Manias, meras manias
Não me incomoda ser um maniático. Coleciono e acumulo manias. São tantas, que fica difícil até escolher algumas para comentar aqui. A própria indecisão é uma.
De todas, a mais antiga é a de deixar tudo inacabado. Desde a última Trakinas que morre no pacote, até as tarefas domésticas, como lavar a louça, recolher a roupa. Sempre sobra uma uma peça no varal ou um prato na pia. Já cansei de ler livros até o penúltimo capítulo e depois os devolvi à prateleira. Chego a deixar uma unha por cortar, só para não terminar o serviço. E mesmo meus textos, me parecem sempre inacabados, faltando a frase final.

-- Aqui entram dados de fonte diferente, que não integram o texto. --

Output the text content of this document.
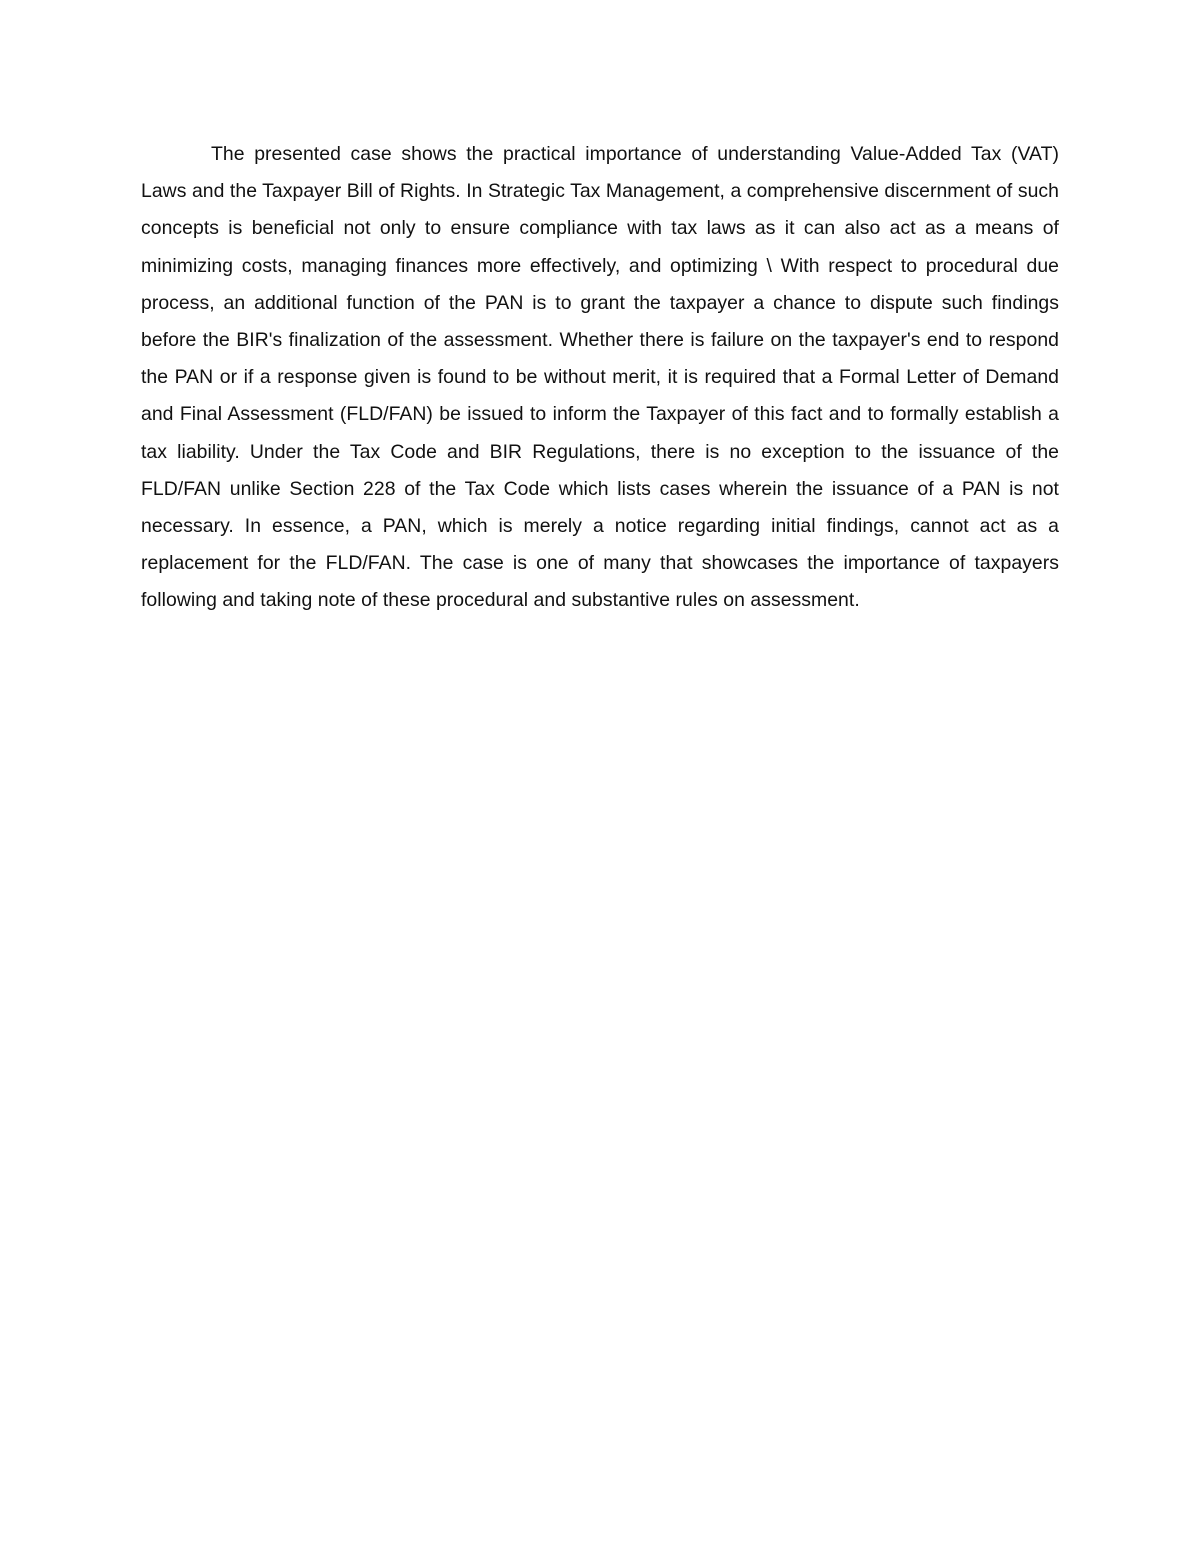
The presented case shows the practical importance of understanding Value-Added Tax (VAT) Laws and the Taxpayer Bill of Rights. In Strategic Tax Management, a comprehensive discernment of such concepts is beneficial not only to ensure compliance with tax laws as it can also act as a means of minimizing costs, managing finances more effectively, and optimizing \ With respect to procedural due process, an additional function of the PAN is to grant the taxpayer a chance to dispute such findings before the BIR's finalization of the assessment. Whether there is failure on the taxpayer's end to respond the PAN or if a response given is found to be without merit, it is required that a Formal Letter of Demand and Final Assessment (FLD/FAN) be issued to inform the Taxpayer of this fact and to formally establish a tax liability. Under the Tax Code and BIR Regulations, there is no exception to the issuance of the FLD/FAN unlike Section 228 of the Tax Code which lists cases wherein the issuance of a PAN is not necessary. In essence, a PAN, which is merely a notice regarding initial findings, cannot act as a replacement for the FLD/FAN. The case is one of many that showcases the importance of taxpayers following and taking note of these procedural and substantive rules on assessment.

Não conseguir falar com alguém que esteja a minha esquerda. A não ser que haja alguém à minha direita. Aí sim.Pode ser chamado de transtorno obsessivo compulsivo (TOC), mas prefiro mania. Se estivermos caminhando, você, leitor, e eu, lado a lado, saiba que só haverá diálogo se eu estiver do lado esquerdo. Você à direita. Ou ficarei inquieto, falando de forma confusa e desinteressada. Com educação, pedirei para atravessar à sua frente a fim de me postar à sua esquerda. Preciso ter, sempre, alguém à minha direita.
Não consigo ler ou escrever com relógio de parede por perto. O tic-tac dos ponteiros soa como um sino de igreja. Escovar os dentes com a torneira da pia fechada, é impossível. Anotar alguma coisa na aula? Só por cima das dezenas de listas "top 10" do meu caderno. Na escola, eram as letras de música traduzidas e as escalações de times de futebol. Caderno é para entretenimento.
Ao mesmo tempo em que são nossas maiores particularidades, nossas manias também nos assemelham. Nos reconhecemos facilmente nos hábitos que percebemos nos outros. Ter uma mania em comum é um primeiro passo para gostar de alguém. Pois rende, no mínimo, um bom papo.
Manter as boas manias é tão necessário quanto cultivar boas amizades, ver os bons filmes e ler a boa literatura. Elas estarão conosco até o fim, às vezes com o simples propósito de nos trazer lembranças como “faço assim desde pequeno”, ou “minha mãe sempre achou isso estranho”. As manias nos tornam facilmente identificáveis.